Do pó ao pó

Meio por acaso, descobri um cemitério antigo em Aracaju que eu não sabia que existia. Me disseram que lá há alguns túmulos com a estrela de Davi, raridades em uma cidade que não é notável por sua colônia judaica — judeus são inteligentes, você sabe.

Lembrei dos cemitérios americanos. De vez em quando ouço alguém falando como eles são tão bonitos, ainda mais em comparação com os brasileiros. E louvam a cultura protestante de simplicidade e ascetismo em suas lápides, ainda mais se comparadas às orgias de mau gosto do catolicismo brasileiro.

Embora estejam longe de ser meu passeio preferido, os cemitérios brasileiros não me parecem tão feios. Alguns túmulos são bonitos, sim. São também uma prova cabal de como pode ser idiota a vaidade humana.

O fato é que a insanidade dos outros pode ser um bom divertimento, se você tem o grau mínimo de sadomasoquismo para viver em sociedade.

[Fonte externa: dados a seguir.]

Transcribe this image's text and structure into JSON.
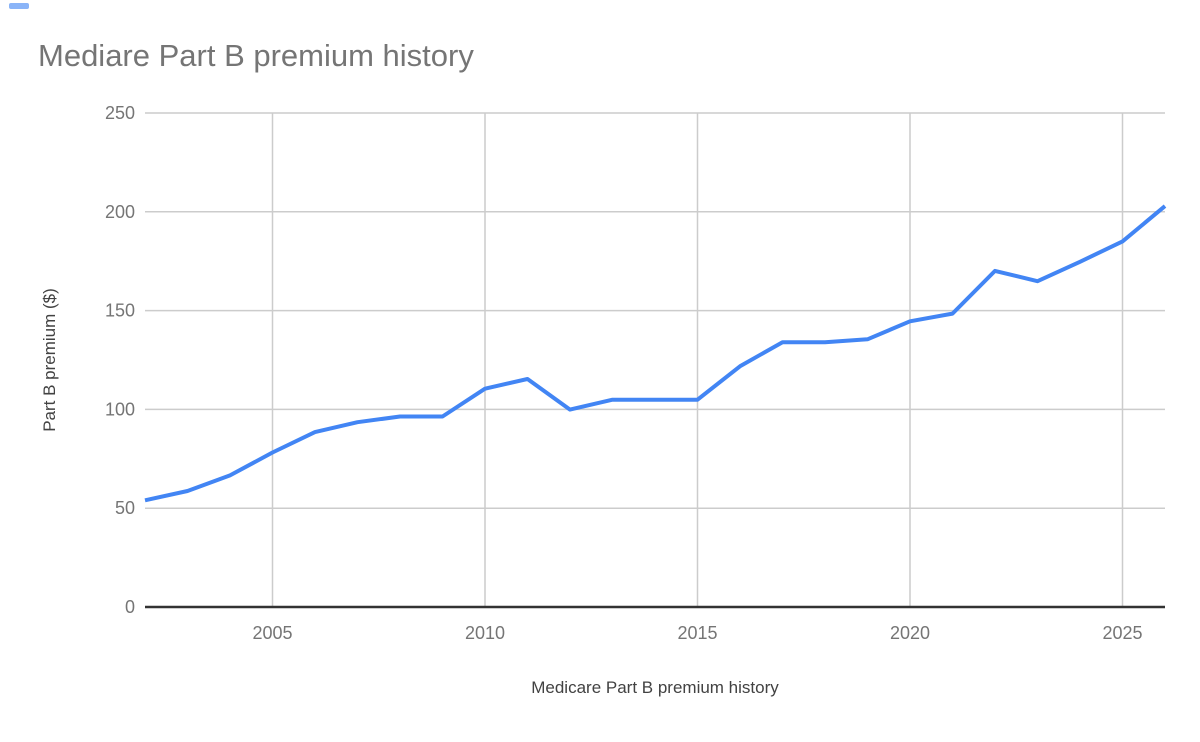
{
  "title": "Mediare Part B premium history",
  "axes": {
    "y_title": "Part B premium ($)",
    "x_title": "Medicare Part B premium history"
  },
  "chart_data": {
    "type": "line",
    "title": "Mediare Part B premium history",
    "xlabel": "Medicare Part B premium history",
    "ylabel": "Part B premium ($)",
    "x": [
      2002,
      2003,
      2004,
      2005,
      2006,
      2007,
      2008,
      2009,
      2010,
      2011,
      2012,
      2013,
      2014,
      2015,
      2016,
      2017,
      2018,
      2019,
      2020,
      2021,
      2022,
      2023,
      2024,
      2025,
      2026
    ],
    "series": [
      {
        "name": "Part B premium",
        "values": [
          54.0,
          58.7,
          66.6,
          78.2,
          88.5,
          93.5,
          96.4,
          96.4,
          110.5,
          115.4,
          99.9,
          104.9,
          104.9,
          104.9,
          121.8,
          134.0,
          134.0,
          135.5,
          144.6,
          148.5,
          170.1,
          164.9,
          174.7,
          185.0,
          202.9
        ]
      }
    ],
    "xlim": [
      2002,
      2026
    ],
    "ylim": [
      0,
      250
    ],
    "x_ticks": [
      2005,
      2010,
      2015,
      2020,
      2025
    ],
    "y_ticks": [
      0,
      50,
      100,
      150,
      200,
      250
    ],
    "grid": true,
    "legend": "none",
    "colors": {
      "line": "#4285f4",
      "grid": "#cccccc",
      "axis": "#333333",
      "tick_label": "#757575",
      "axis_title": "#424242",
      "title": "#757575"
    }
  }
}
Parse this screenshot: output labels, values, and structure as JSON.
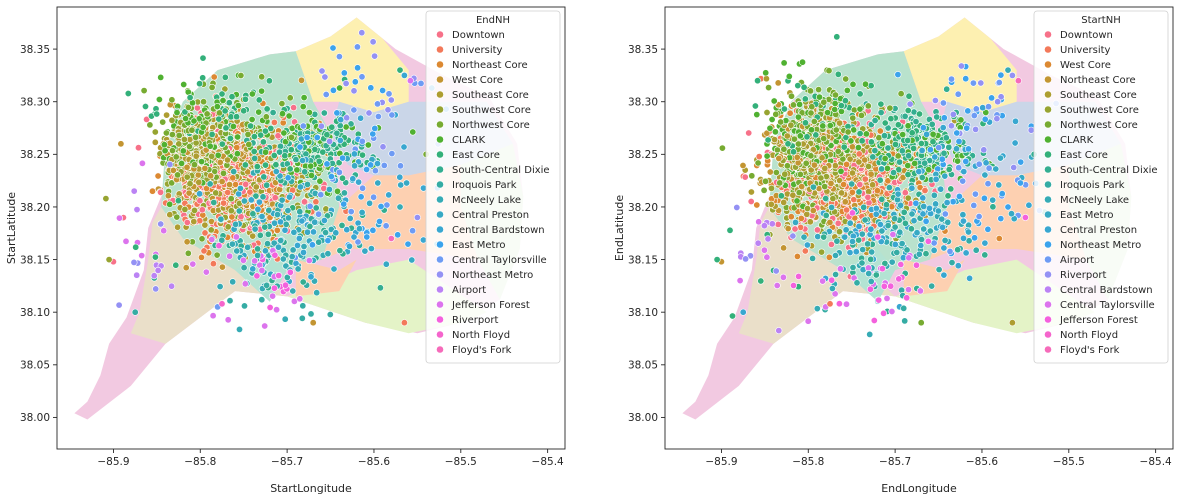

A dos fãs de Jim Morrison, por exemplo, lhe dá o que fazer no Pére Lachaise. Os milionários que não cometeram o crime desejável de sobreviver ao seu dinheiro ergueram obras interessantes nos grandes cemitérios, menos por sua beleza arquitetônica do que pela idéia mórbida de que sua vaidade pode sobreviver a eles mesmos.

Para mim, a grande diferença entre cemitérios protestantes como os americanos e católicos como os brasileiros está no fato de que nem na morte a diferenciação entre as classes finalmente cessa.

Os ricos têm direito a túmulos imponentes, os muito ricos e tradicionais a grandes mausoléus de família, luxuosos, enormes desperdícios de mármore.

Já os pobres, coitados, são submetidos a uma última humilhação, empilhados em “gavetas” quase anônimas e indistintas, umas sobre as outras. A patuléia que não foi nada em vida continua a ser nada na morte, indistinta em meio a tantos outros nadas. Há poucas coisas mais soturnas que as gavetas de cemitérios. Poucas coisas mais humilhantes, também.

E no fim das contas, lá no fundo, os cemitérios americanos, brasileiros e conchinchineses são a mesma coisa: lá dentro, está todo mundo morto. E morto é morto em qualquer lugar, sob qualquer lápide. Os vermes não fazem distinção, e não lhe ridicularizam a vaidade ou se condoem de sua pobreza. Eles simplesmente lhe comem.